Discord is also a lot like Twitch, as it’s also a live-streaming platform. Gamers can stream their gaming sessions in real time and chat with their colleagues or followers. It can also be used to co-watch TV – weird activity, but okay – and attend live-streamed class, giving it a very versatile use.

Finally, Discord is also a private social network. Users can add “friends”, although they do not bother you with the likes and upvotes. The goal is really to connect and communicate. Discord founders did not want to bring social pressure, vanity metrics and all the negative sides of social media onto their platform. The platform has a real sense of community, as 80% of servers have less than 200 participants.


Great pandemic success

While we’ve talked a lot about Tick Tok, Tesla, Nvidia, Microsoft and other tech companies, we rarely hear about Discord, which is too bad. Since early September, the app has seen new highs in terms of download, as you can see on the graph down below:


unnamedDiscord lifetime download (Source: Apptopia)


Discord’s user base has seen a 50% increase since February, and first download spikes started in March. This growth can be largely attributed to the game Among Us!, a collaborative multiplayer game in which the concept fits perfectly with Discord’s communication tools. The number of downloads speaks for itself. Do you remember Fortnite, one of the most popular in the recent years? During its first two months, the game was downloaded 22 million times. Enormous, right? Well hold on to you seat: in the same time period, Among Us! has been downloaded over 74 million times. That’s about 800’000 installs a day. Casual success.

This shows the increasing social element in video games. Players do not only want to be distracted and enter a different world for a while, they also want to be part of a community, of something bigger, a feeling that intensified as many were locked inside for months. The slogan of the company says it all: “Your place to talk”.


Reports increased along with user count

In the last 6 months, the number of overall reports has almost doubled, which seems to be inline with the increase of users. They have received 235’000 reports from January to June 2020, whereas the platform only had to deal with 128’000 between June and December 2019.

The biggest issue is spam, which represents 65% of complaints, and only 13% were linked to harassment. A spam abuse is easy to identify as one can analyze the number of messages per minute and copy pastes, but harassment is harder to pinpoint and identify.


discord-actionedType of reports (Source: Discord)

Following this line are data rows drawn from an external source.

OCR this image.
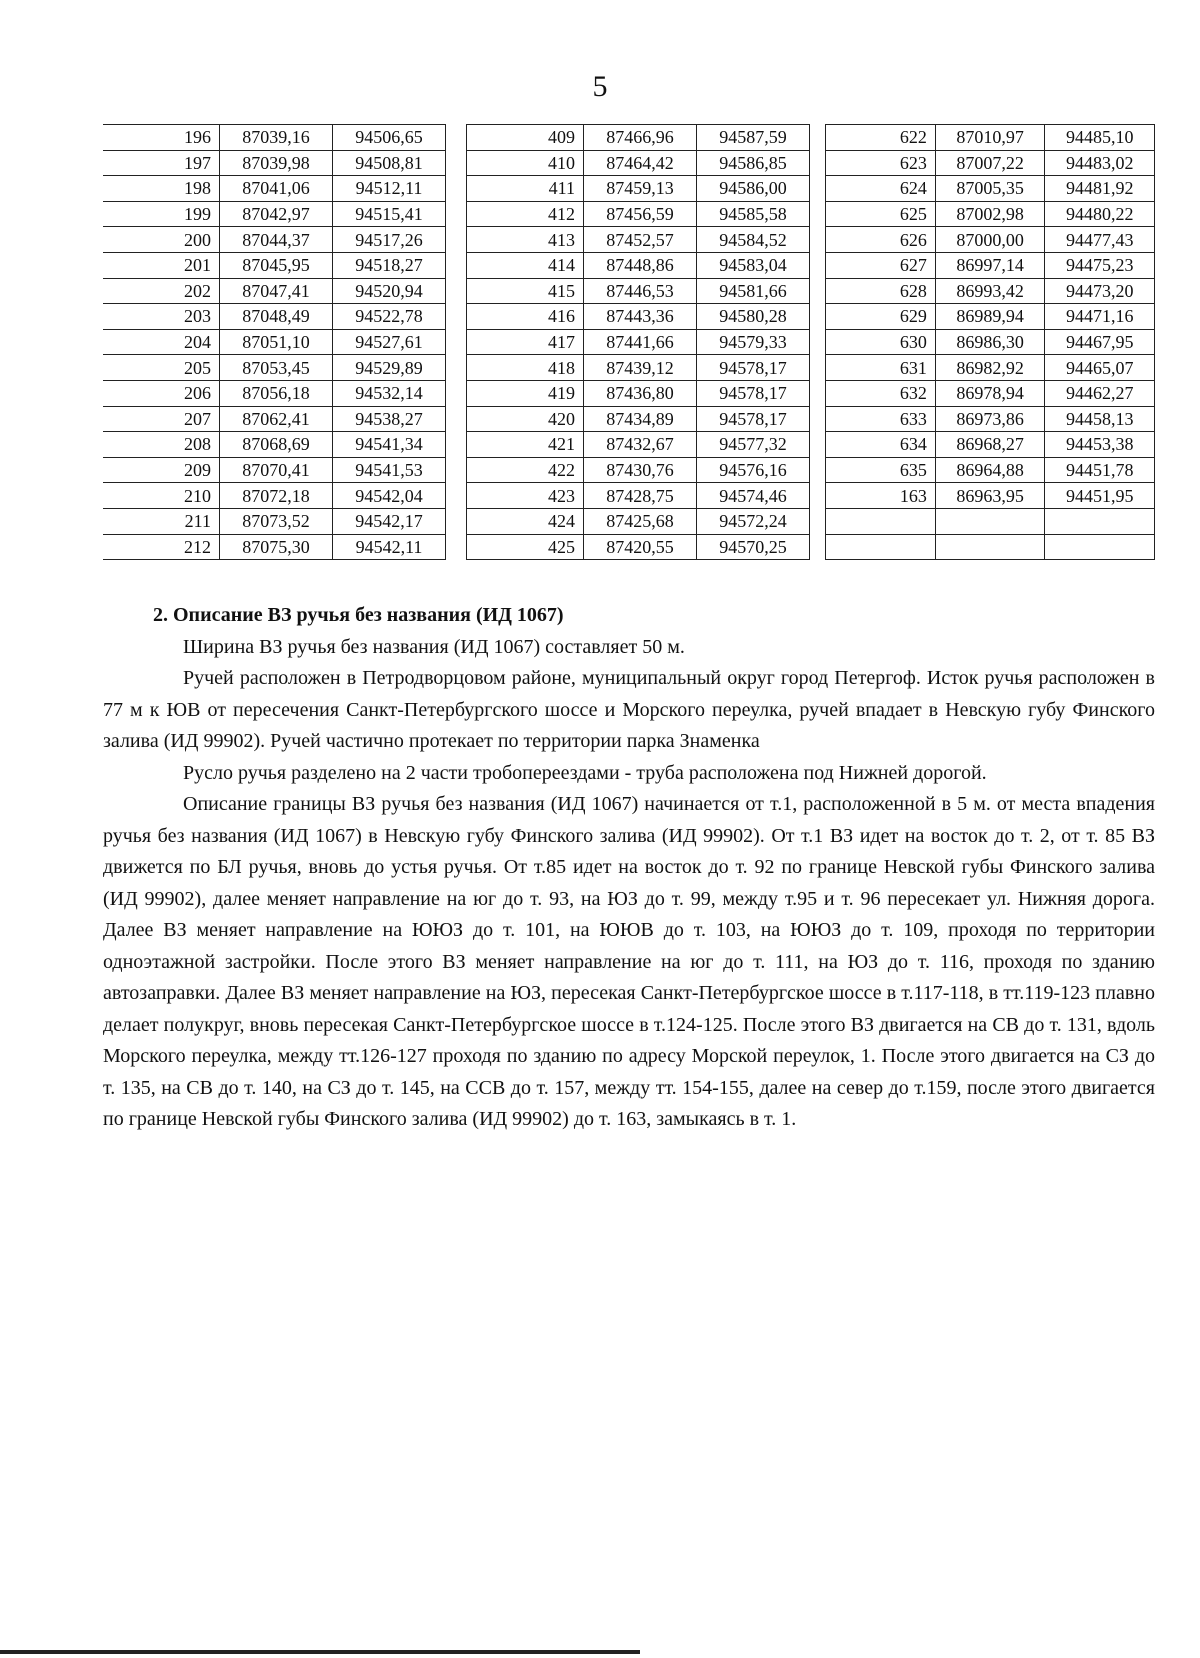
5
196	87039,16	94506,65
197	87039,98	94508,81
198	87041,06	94512,11
199	87042,97	94515,41
200	87044,37	94517,26
201	87045,95	94518,27
202	87047,41	94520,94
203	87048,49	94522,78
204	87051,10	94527,61
205	87053,45	94529,89
206	87056,18	94532,14
207	87062,41	94538,27
208	87068,69	94541,34
209	87070,41	94541,53
210	87072,18	94542,04
211	87073,52	94542,17
212	87075,30	94542,11
409	87466,96	94587,59
410	87464,42	94586,85
411	87459,13	94586,00
412	87456,59	94585,58
413	87452,57	94584,52
414	87448,86	94583,04
415	87446,53	94581,66
416	87443,36	94580,28
417	87441,66	94579,33
418	87439,12	94578,17
419	87436,80	94578,17
420	87434,89	94578,17
421	87432,67	94577,32
422	87430,76	94576,16
423	87428,75	94574,46
424	87425,68	94572,24
425	87420,55	94570,25
622	87010,97	94485,10
623	87007,22	94483,02
624	87005,35	94481,92
625	87002,98	94480,22
626	87000,00	94477,43
627	86997,14	94475,23
628	86993,42	94473,20
629	86989,94	94471,16
630	86986,30	94467,95
631	86982,92	94465,07
632	86978,94	94462,27
633	86973,86	94458,13
634	86968,27	94453,38
635	86964,88	94451,78
163	86963,95	94451,95

2. Описание ВЗ ручья без названия (ИД 1067)

Ширина ВЗ ручья без названия (ИД 1067) составляет 50 м.

Ручей расположен в Петродворцовом районе, муниципальный округ город Петергоф. Исток ручья расположен в 77 м к ЮВ от пересечения Санкт-Петербургского шоссе и Морского переулка, ручей впадает в Невскую губу Финского залива (ИД 99902). Ручей частично протекает по территории парка Знаменка

Русло ручья разделено на 2 части тробопереездами - труба расположена под Нижней дорогой.

Описание границы ВЗ ручья без названия (ИД 1067) начинается от т.1, расположенной в 5 м. от места впадения ручья без названия (ИД 1067) в Невскую губу Финского залива (ИД 99902). От т.1 ВЗ идет на восток до т. 2, от т. 85 ВЗ движется по БЛ ручья, вновь до устья ручья. От т.85 идет на восток до т. 92 по границе Невской губы Финского залива (ИД 99902), далее меняет направление на юг до т. 93, на ЮЗ до т. 99, между т.95 и т. 96 пересекает ул. Нижняя дорога. Далее ВЗ меняет направление на ЮЮЗ до т. 101, на ЮЮВ до т. 103, на ЮЮЗ до т. 109, проходя по территории одноэтажной застройки. После этого ВЗ меняет направление на юг до т. 111, на ЮЗ до т. 116, проходя по зданию автозаправки. Далее ВЗ меняет направление на ЮЗ, пересекая Санкт-Петербургское шоссе в т.117-118, в тт.119-123 плавно делает полукруг, вновь пересекая Санкт-Петербургское шоссе в т.124-125. После этого ВЗ двигается на СВ до т. 131, вдоль Морского переулка, между тт.126-127 проходя по зданию по адресу Морской переулок, 1. После этого двигается на СЗ до т. 135, на СВ до т. 140, на СЗ до т. 145, на ССВ до т. 157, между тт. 154-155, далее на север до т.159, после этого двигается по границе Невской губы Финского залива (ИД 99902) до т. 163, замыкаясь в т. 1.
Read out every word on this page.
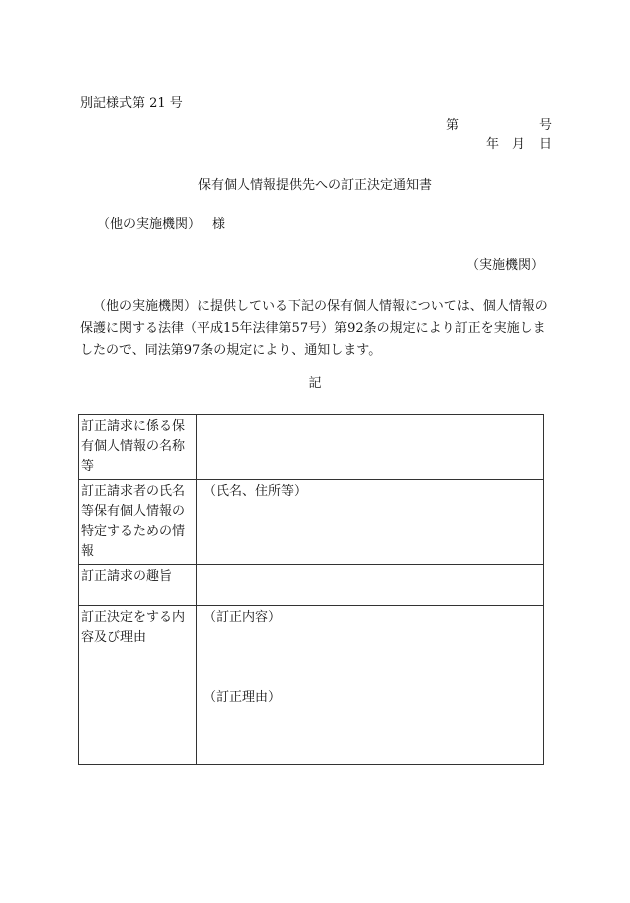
別記様式第 21 号
第	号
年 月 日
保有個人情報提供先への訂正決定通知書
（他の実施機関） 様
（実施機関）
（他の実施機関）に提供している下記の保有個人情報については、個人情報の保護に関する法律（平成15年法律第57号）第92条の規定により訂正を実施しましたので、同法第97条の規定により、通知します。
記
訂正請求に係る保有個人情報の名称等	

訂正請求者の氏名等保有個人情報の特定するための情報	（氏名、住所等）

訂正請求の趣旨	

訂正決定をする内容及び理由	（訂正内容）
（訂正理由）
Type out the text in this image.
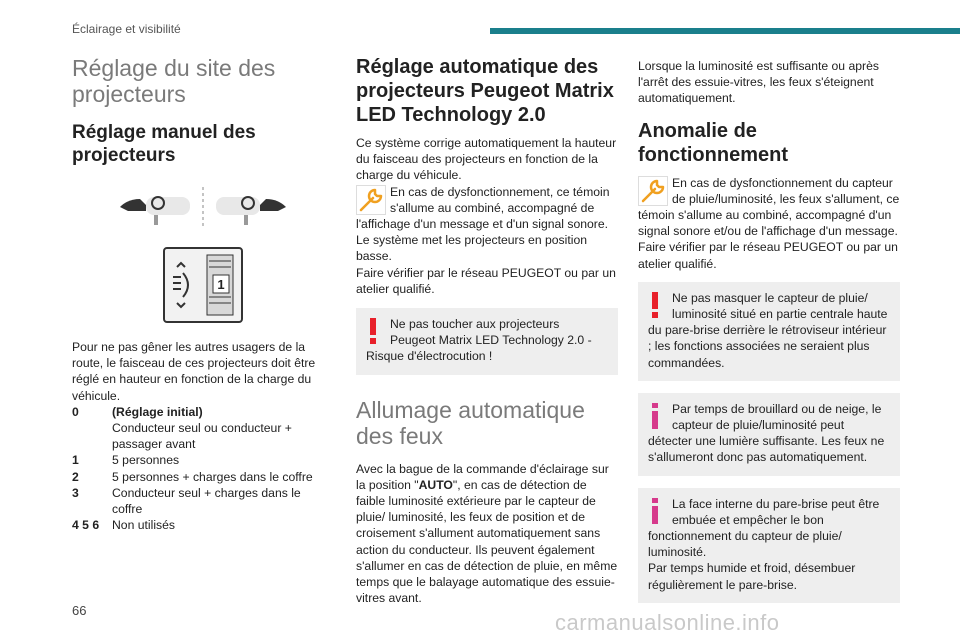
Éclairage et visibilité
Réglage du site des projecteurs
Réglage manuel des projecteurs
1

Pour ne pas gêner les autres usagers de la route, le faisceau de ces projecteurs doit être réglé en hauteur en fonction de la charge du véhicule.

0	(Réglage initial)
Conducteur seul ou conducteur + passager avant
1	5 personnes
2	5 personnes + charges dans le coffre
3	Conducteur seul + charges dans le coffre
4 5 6	Non utilisés
Réglage automatique des projecteurs Peugeot Matrix LED Technology 2.0

Ce système corrige automatiquement la hauteur du faisceau des projecteurs en fonction de la charge du véhicule.

En cas de dysfonctionnement, ce témoin s'allume au combiné, accompagné de l'affichage d'un message et d'un signal sonore.

Le système met les projecteurs en position basse.

Faire vérifier par le réseau PEUGEOT ou par un atelier qualifié.

Ne pas toucher aux projecteurs Peugeot Matrix LED Technology 2.0 - Risque d'électrocution !
Allumage automatique des feux

Avec la bague de la commande d'éclairage sur la position "AUTO", en cas de détection de faible luminosité extérieure par le capteur de pluie/ luminosité, les feux de position et de croisement s'allument automatiquement sans action du conducteur. Ils peuvent également s'allumer en cas de détection de pluie, en même temps que le balayage automatique des essuie-vitres avant.

Lorsque la luminosité est suffisante ou après l'arrêt des essuie-vitres, les feux s'éteignent automatiquement.

Anomalie de fonctionnement
En cas de dysfonctionnement du capteur de pluie/luminosité, les feux s'allument, ce témoin s'allume au combiné, accompagné d'un signal sonore et/ou de l'affichage d'un message.

Faire vérifier par le réseau PEUGEOT ou par un atelier qualifié.

Ne pas masquer le capteur de pluie/ luminosité situé en partie centrale haute du pare-brise derrière le rétroviseur intérieur ; les fonctions associées ne seraient plus commandées.
Par temps de brouillard ou de neige, le capteur de pluie/luminosité peut détecter une lumière suffisante. Les feux ne s'allumeront donc pas automatiquement.
La face interne du pare-brise peut être embuée et empêcher le bon fonctionnement du capteur de pluie/ luminosité.
Par temps humide et froid, désembuer régulièrement le pare-brise.
66	carmanualsonline.info
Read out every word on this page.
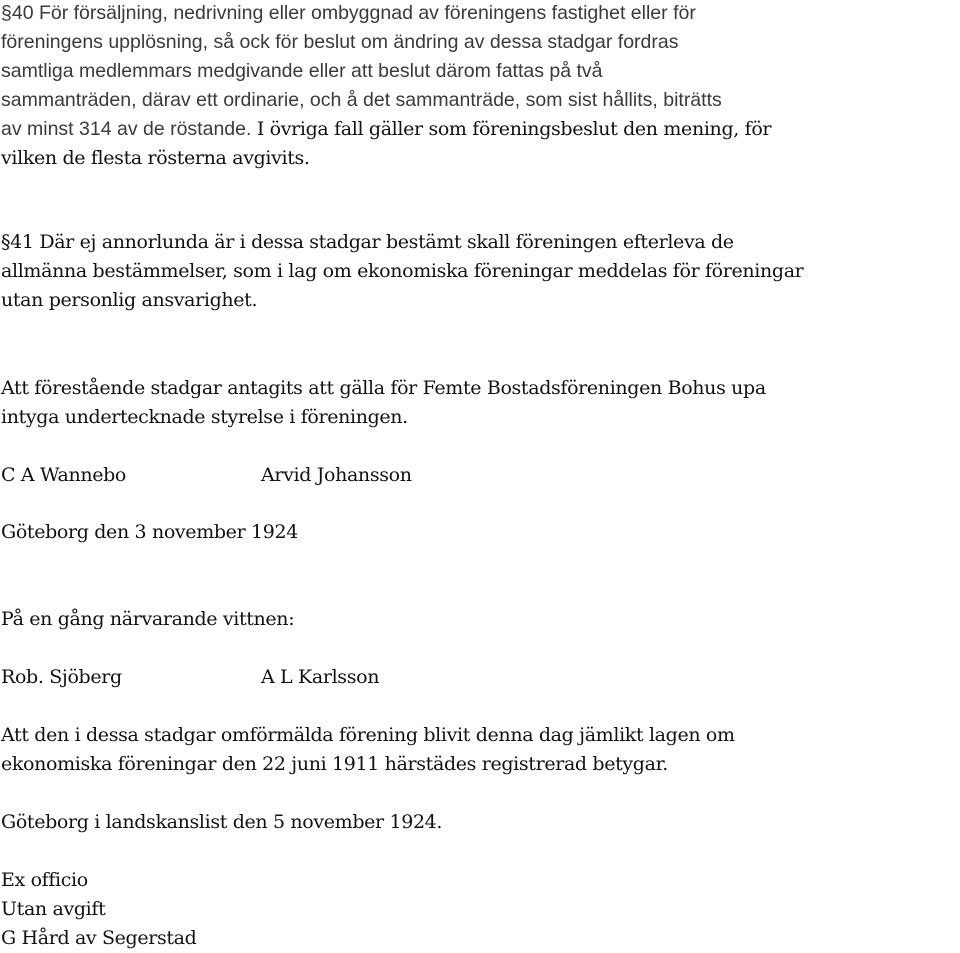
§40 För försäljning, nedrivning eller ombyggnad av föreningens fastighet eller för
föreningens upplösning, så ock för beslut om ändring av dessa stadgar fordras
samtliga medlemmars medgivande eller att beslut därom fattas på två
sammanträden, därav ett ordinarie, och å det sammanträde, som sist hållits, biträtts
av minst 314 av de röstande. I övriga fall gäller som föreningsbeslut den mening, för
vilken de flesta rösterna avgivits.
§41 Där ej annorlunda är i dessa stadgar bestämt skall föreningen efterleva de
allmänna bestämmelser, som i lag om ekonomiska föreningar meddelas för föreningar
utan personlig ansvarighet.
Att förestående stadgar antagits att gälla för Femte Bostadsföreningen Bohus upa
intyga undertecknade styrelse i föreningen.
C A Wannebo	Arvid Johansson
Göteborg den 3 november 1924
På en gång närvarande vittnen:
Rob. Sjöberg	A L Karlsson
Att den i dessa stadgar omförmälda förening blivit denna dag jämlikt lagen om
ekonomiska föreningar den 22 juni 1911 härstädes registrerad betygar.
Göteborg i landskanslist den 5 november 1924.
Ex officio
Utan avgift
G Hård av Segerstad
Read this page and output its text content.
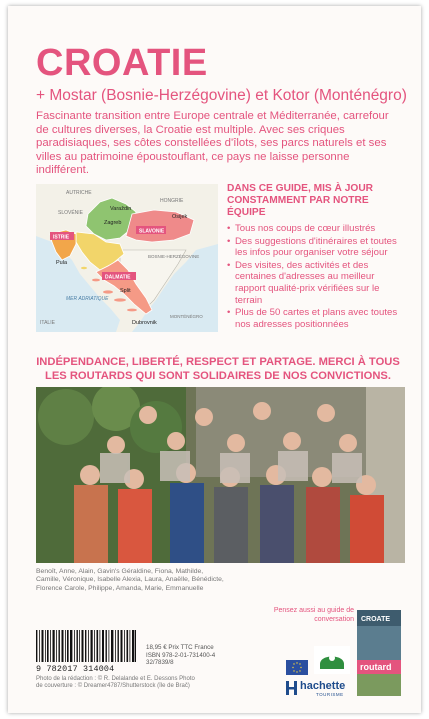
CROATIE
+ Mostar (Bosnie-Herzégovine) et Kotor (Monténégro)
Fascinante transition entre Europe centrale et Méditerranée, carrefour de cultures diverses, la Croatie est multiple. Avec ses criques paradisiaques, ses côtes constellées d'îlots, ses parcs naturels et ses villes au patrimoine époustouflant, ce pays ne laisse personne indifférent.
AUTRICHE
HONGRIE
SLOVÉNIE
Varaždin
Zagreb
Osijek
SLAVONIE
ISTRIE
Pula
BOSNIE-HERZÉGOVINE
DALMATIE
Split
MER ADRIATIQUE
ITALIE	Dubrovnik
MONTÉNÉGRO
DANS CE GUIDE, MIS À JOUR CONSTAMMENT PAR NOTRE ÉQUIPE
• Tous nos coups de cœur illustrés
• Des suggestions d'itinéraires et toutes les infos pour organiser votre séjour
• Des visites, des activités et des centaines d'adresses au meilleur rapport qualité-prix vérifiées sur le terrain
• Plus de 50 cartes et plans avec toutes nos adresses positionnées
INDÉPENDANCE, LIBERTÉ, RESPECT ET PARTAGE. MERCI À TOUS LES ROUTARDS QUI SONT SOLIDAIRES DE NOS CONVICTIONS.
Benoît, Anne, Alain, Gavin's Géraldine, Fiona, Mathilde, Camille, Véronique, Isabelle Alexia, Laura, Anaëlle, Bénédicte, Florence Carole, Philippe, Amanda, Marie, Emmanuelle
Pensez aussi au guide de conversation CROATE
routard
9 782017 314004
18,95 € Prix TTC France
ISBN 978-2-01-731400-4
32/7839/8
Photo de la rédaction : © R. Delalande et E. Dessons Photo de couverture : © Dreamer4787/Shutterstock (île de Brač)	hachette
TOURISME
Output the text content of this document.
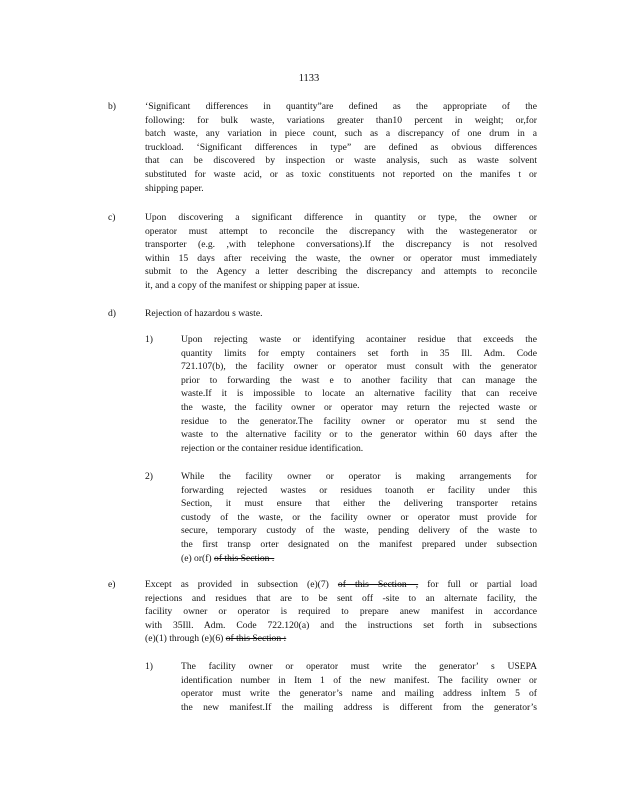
1133
b)	‘Significant differences in quantity”are defined as the appropriate of the
following: for bulk waste, variations greater than10 percent in weight; or,for
batch waste, any variation in piece count, such as a discrepancy of one drum in a
truckload. ‘Significant differences in type” are defined as obvious differences
that can be discovered by inspection or waste analysis, such as waste solvent
substituted for waste acid, or as toxic constituents not reported on the manifes t or
shipping paper.
c)	Upon discovering a significant difference in quantity or type, the owner or
operator must attempt to reconcile the discrepancy with the wastegenerator or
transporter (e.g. ,with telephone conversations).If the discrepancy is not resolved
within 15 days after receiving the waste, the owner or operator must immediately
submit to the Agency a letter describing the discrepancy and attempts to reconcile
it, and a copy of the manifest or shipping paper at issue.
d)	Rejection of hazardou s waste.
1)	Upon rejecting waste or identifying acontainer residue that exceeds the
quantity limits for empty containers set forth in 35 Ill. Adm. Code
721.107(b), the facility owner or operator must consult with the generator
prior to forwarding the wast e to another facility that can manage the
waste.If it is impossible to locate an alternative facility that can receive
the waste, the facility owner or operator may return the rejected waste or
residue to the generator.The facility owner or operator mu st send the
waste to the alternative facility or to the generator within 60 days after the
rejection or the container residue identification.
2)	While the facility owner or operator is making arrangements for
forwarding rejected wastes or residues toanoth er facility under this
Section, it must ensure that either the delivering transporter retains
custody of the waste, or the facility owner or operator must provide for
secure, temporary custody of the waste, pending delivery of the waste to
the first transp orter designated on the manifest prepared under subsection
(e) or(f) of this Section .
e)	Except as provided in subsection (e)(7) of this Section , for full or partial load
rejections and residues that are to be sent off -site to an alternate facility, the
facility owner or operator is required to prepare anew manifest in accordance
with 35Ill. Adm. Code 722.120(a) and the instructions set forth in subsections
(e)(1) through (e)(6) of this Section :
1)	The facility owner or operator must write the generator’ s USEPA
identification number in Item 1 of the new manifest. The facility owner or
operator must write the generator’s name and mailing address inItem 5 of
the new manifest.If the mailing address is different from the generator’s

In any case, Discord is fighting hard to prevent abuses, putting an extra effort in banning harassers and people posting non-consensual photos of others. They probably simply didn’t expect to have to meet the challenges of such high growth so soon.


Other than that, the company’s future is looking bright. Many users keep joining, and this community feeling, strengthened by confinement isolation, will most likely not go away anytime soon. And face it, if you have a weird unpopular hobby such as turtles, you’ll definitely have a place to talk about it, and that’s great.